The federal government is facing increasing pressure to extradite a Chilean accused of taking part in kidnapping, torture, and murder under the fascist dictatorship of Augusto Pinochet.  Chile considers Adriana Rivas to be a fugitive; the former Pinochet secret police agent has been living in Sydney and working as a nanny.  "We don't want Australia to be seen as a country that harbours people who commit human rights abuses," said Pilar Aguilera of the National Campaign for Truth and Justice in Chile to Fairfax Media.  "There are hundreds of Chilean-Australians who arrived here fleeing the dictatorship and there would be hundreds of relatives of people who were disappeared by the dictatorship."

A forest fire in southern Spain forced the evacuation of more than 2,000 people and is threatening the Donana National Park, an important tourist attraction and a UNESCO World Heritage site that is a crucial stopover point for birds migrating between Africa and Europe.  Fighting the fire was proving difficult because of the hot, dry weather, with temperatures reaching 39 C degrees Celsius, as well as shifting winds.

People on holiday in Majorca, Spain were forced to run from the water as a Blue Shark swam by the beach at Magaluf.  One woman had to be rescued because the 1.5 meter fish got between her and the shore.  Blue Sharks usually live in deeper waters, and a necropsy suggested that it might have been disoriented from a fish hook caught in its mouth sometime before frightening the tourists.

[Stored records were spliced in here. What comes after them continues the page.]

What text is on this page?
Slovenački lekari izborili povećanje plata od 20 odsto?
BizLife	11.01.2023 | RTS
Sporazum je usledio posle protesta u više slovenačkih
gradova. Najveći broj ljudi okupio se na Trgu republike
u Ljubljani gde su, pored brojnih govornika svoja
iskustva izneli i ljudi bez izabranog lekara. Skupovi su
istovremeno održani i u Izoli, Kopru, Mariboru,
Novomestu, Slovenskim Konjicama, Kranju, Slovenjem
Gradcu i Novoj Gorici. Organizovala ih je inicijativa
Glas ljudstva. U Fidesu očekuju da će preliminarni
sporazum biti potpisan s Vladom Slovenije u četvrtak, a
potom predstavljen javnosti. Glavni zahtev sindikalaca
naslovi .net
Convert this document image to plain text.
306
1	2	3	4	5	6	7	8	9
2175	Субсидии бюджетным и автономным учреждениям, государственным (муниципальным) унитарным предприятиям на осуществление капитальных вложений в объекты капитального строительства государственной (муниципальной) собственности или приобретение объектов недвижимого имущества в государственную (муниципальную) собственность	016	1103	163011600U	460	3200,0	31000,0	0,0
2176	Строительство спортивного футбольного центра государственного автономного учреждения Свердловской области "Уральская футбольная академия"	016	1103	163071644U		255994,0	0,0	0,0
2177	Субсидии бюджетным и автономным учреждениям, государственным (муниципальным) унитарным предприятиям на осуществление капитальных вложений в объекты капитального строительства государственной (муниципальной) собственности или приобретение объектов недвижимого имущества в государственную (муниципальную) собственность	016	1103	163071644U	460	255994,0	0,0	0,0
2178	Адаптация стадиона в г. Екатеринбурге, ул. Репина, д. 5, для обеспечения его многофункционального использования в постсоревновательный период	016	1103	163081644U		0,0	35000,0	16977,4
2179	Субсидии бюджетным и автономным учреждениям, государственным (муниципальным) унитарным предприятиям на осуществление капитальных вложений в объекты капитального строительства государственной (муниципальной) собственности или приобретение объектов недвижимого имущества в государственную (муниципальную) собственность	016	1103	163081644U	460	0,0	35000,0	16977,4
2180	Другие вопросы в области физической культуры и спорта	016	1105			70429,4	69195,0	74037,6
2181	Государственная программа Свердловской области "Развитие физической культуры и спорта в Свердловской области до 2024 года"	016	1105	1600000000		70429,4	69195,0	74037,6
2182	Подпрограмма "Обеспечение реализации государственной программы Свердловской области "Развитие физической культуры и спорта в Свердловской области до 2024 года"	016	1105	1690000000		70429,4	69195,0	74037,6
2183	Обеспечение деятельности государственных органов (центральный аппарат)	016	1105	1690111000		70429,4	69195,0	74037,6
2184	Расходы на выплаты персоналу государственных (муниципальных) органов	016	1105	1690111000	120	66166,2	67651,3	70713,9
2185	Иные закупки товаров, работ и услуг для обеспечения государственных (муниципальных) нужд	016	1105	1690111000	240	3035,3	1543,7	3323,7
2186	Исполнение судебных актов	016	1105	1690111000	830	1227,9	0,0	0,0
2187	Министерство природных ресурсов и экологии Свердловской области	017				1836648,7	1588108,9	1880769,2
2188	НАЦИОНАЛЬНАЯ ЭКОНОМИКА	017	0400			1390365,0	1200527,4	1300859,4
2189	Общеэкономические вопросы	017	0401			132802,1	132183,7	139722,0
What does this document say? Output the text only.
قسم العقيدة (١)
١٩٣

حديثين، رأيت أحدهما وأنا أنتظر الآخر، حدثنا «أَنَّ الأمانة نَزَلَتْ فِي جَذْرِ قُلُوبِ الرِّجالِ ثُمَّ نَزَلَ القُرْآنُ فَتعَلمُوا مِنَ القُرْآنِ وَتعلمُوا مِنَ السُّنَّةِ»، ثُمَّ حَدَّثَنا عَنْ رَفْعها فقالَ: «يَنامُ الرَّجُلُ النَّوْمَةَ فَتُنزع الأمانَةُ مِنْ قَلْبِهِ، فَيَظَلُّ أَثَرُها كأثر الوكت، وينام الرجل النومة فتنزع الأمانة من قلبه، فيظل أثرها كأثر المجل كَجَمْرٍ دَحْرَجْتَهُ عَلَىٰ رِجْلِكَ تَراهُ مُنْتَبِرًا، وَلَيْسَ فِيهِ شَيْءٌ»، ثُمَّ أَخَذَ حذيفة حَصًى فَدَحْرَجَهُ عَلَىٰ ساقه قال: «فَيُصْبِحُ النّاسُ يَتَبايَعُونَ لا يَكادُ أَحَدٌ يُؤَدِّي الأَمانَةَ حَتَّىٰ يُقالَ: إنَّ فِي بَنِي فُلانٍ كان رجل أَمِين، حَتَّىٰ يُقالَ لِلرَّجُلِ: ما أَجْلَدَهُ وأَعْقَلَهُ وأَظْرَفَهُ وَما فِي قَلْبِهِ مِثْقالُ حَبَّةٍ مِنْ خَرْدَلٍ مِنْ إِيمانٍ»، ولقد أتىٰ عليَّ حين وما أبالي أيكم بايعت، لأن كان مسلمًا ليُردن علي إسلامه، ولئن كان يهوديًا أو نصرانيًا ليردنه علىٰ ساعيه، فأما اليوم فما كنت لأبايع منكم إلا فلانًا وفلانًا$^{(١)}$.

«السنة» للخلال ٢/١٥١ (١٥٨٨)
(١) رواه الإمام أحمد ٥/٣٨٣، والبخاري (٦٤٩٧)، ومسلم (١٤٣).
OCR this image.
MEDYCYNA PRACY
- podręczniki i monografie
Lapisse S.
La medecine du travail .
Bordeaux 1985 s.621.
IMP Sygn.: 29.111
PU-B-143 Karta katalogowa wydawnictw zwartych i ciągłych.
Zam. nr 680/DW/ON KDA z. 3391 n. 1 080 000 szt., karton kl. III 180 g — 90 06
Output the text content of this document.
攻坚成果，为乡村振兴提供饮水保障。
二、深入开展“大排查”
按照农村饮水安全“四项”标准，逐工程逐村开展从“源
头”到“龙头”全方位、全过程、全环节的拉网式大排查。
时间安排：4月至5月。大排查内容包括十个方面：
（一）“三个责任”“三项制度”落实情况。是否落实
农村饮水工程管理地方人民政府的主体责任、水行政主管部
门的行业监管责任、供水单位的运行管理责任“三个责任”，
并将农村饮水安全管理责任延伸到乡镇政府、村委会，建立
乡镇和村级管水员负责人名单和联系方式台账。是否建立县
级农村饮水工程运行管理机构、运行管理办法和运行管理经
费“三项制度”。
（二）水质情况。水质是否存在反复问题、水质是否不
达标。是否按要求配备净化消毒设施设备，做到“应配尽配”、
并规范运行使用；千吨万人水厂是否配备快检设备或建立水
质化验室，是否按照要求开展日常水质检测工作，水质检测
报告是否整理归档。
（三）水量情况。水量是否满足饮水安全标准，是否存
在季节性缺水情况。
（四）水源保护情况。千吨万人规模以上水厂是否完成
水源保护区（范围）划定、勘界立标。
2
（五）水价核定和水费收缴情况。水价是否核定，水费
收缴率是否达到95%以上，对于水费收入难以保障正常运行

A teenage girl amazingly escaped serious injury after falling almost eight meters from an amusement park ride in upstate New York.  The girl is seen dangling from a gondola at Six Flags Great Escape in Lake George, as people gathered below to catch her.  And catch her they did.  The frightened 14-year old was treated at the park and rushed to hospital where doctors said she is in a stable condition with no serious injuries.